John was trying for Joe's Crab Shack on the right, but when we got there, John decided not to try to cross the rushing water between us and the parking lot.  The storm drain in front of St. Michael's was obviously clogged or flooded, causing a recurring peak of whitewater rapids at the church entrance.  I bet I could have gotten a flash picture of the flash flooding, but still no camera!

John turned left onto Fifth, seeking a route that was less flooded, letting the weather determine where we ended up going for dinner.  A broken palm tree lay just west of the First Magnus parking lot.  A block or two farther on, both westbound lanes of Fifth were blocked by cars - stopped or stalled out side by side.  One had its flashers on.  Other cars had pulled over behind them, waiting for a lane to clear.  We turned north again on a side street, but were stymied at least once more by a street that had become a river. Around us on the side streets, other cars were either stopped or edging along, making their way to desired destinations by novel and circuitous routes. 

Eventually we came out behind Saturn (the dealership, not the planet), and made our way to El Molino.  I wasn't that thrilled with the food, but I would love to have gotten photos for you of the original painting and vintage bullfight posters from 1947.  Maybe some other time.

Tomorrow, the camera will be with me for sure!  Still, I hope my word pictures about tonight made an acceptable substitute.  Yeah, I know: it would have been better with photos.

Karen

6 comments:

ryanagi said...

You did an excellent job describing the scene.
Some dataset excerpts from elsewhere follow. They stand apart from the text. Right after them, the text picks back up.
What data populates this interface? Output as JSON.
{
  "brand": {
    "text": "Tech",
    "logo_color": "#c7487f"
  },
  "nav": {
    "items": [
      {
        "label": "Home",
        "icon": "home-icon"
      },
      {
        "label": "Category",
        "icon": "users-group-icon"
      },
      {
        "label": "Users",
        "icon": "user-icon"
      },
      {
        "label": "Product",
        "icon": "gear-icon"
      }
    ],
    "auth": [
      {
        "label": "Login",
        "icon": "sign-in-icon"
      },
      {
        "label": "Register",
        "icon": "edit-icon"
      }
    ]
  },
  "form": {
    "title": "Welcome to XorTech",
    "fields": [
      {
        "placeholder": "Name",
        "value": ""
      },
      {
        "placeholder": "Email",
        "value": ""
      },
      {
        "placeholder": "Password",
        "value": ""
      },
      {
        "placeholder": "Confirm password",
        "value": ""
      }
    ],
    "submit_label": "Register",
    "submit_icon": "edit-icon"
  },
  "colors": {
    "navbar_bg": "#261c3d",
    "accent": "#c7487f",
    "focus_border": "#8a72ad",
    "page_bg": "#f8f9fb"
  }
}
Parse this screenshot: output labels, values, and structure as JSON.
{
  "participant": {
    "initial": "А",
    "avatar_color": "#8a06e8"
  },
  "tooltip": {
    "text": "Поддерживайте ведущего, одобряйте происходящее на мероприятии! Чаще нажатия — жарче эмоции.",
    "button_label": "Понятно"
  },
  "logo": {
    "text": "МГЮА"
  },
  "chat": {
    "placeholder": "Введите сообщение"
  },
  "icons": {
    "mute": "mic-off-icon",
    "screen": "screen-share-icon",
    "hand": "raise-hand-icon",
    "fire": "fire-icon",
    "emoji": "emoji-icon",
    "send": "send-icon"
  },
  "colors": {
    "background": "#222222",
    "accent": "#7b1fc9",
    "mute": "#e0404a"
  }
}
I could see it. I've only pulled over once for weather like that...and only because my wipers failed. Fuse blew. I remember another time where the rain was coming down so hard and fast, it was a sheet of water...no drops...and I had my mother in the car. She was WIGGING in sheer panic, but I just squinted at the brake lights in front of me and drove slowly on. I had a feeling that storm system was sitting over a localized area and it was better to keep moving. I was right. We eventually came out of it. I knew if we'd pulled over (as so many others were doing) we would still be sitting in it hours later. Glad you got some dinner finally! I was starting to wonder if you were going to just give up and head back home. LOL

ondinemonet said...

Karen :)

As usual, you made me feel like I was right there with you. I saw the pictures viidily due to how well you tell a story. That is what makes you one of my very favorite journal authors in the land...your marvelous way with words. Like a fine tapestry!

Always, Carly :)

chasferris said...

You and John have pluck to have continued on in conditions like that.  I'd have headed for home for left overs or scraps.  Maybe thw way home was as hazardous as the unknown flooding ahead.
I, too, see my best photo OPS when my camera is at home or out of reach. But when I take it with me, nothing happens. Maybe that is a good way to insure smooth sailing, hazard free travelling. Take the camera.

sakishler said...

Well, if I *must* choose one over the other, I'll take a thousand words over a picture any day.

Great entry.

alphawoman1 said...

good advice from a very smart woman!

mutualaide said...

Oh my!  That's the best advice.  I recently missed out on some great shots of a young deer playing with a wild rabbit.  Right in the front yard of a home not too far from me.  Since then, yep, I don't forget the camera, even when my arms are full to overflowing.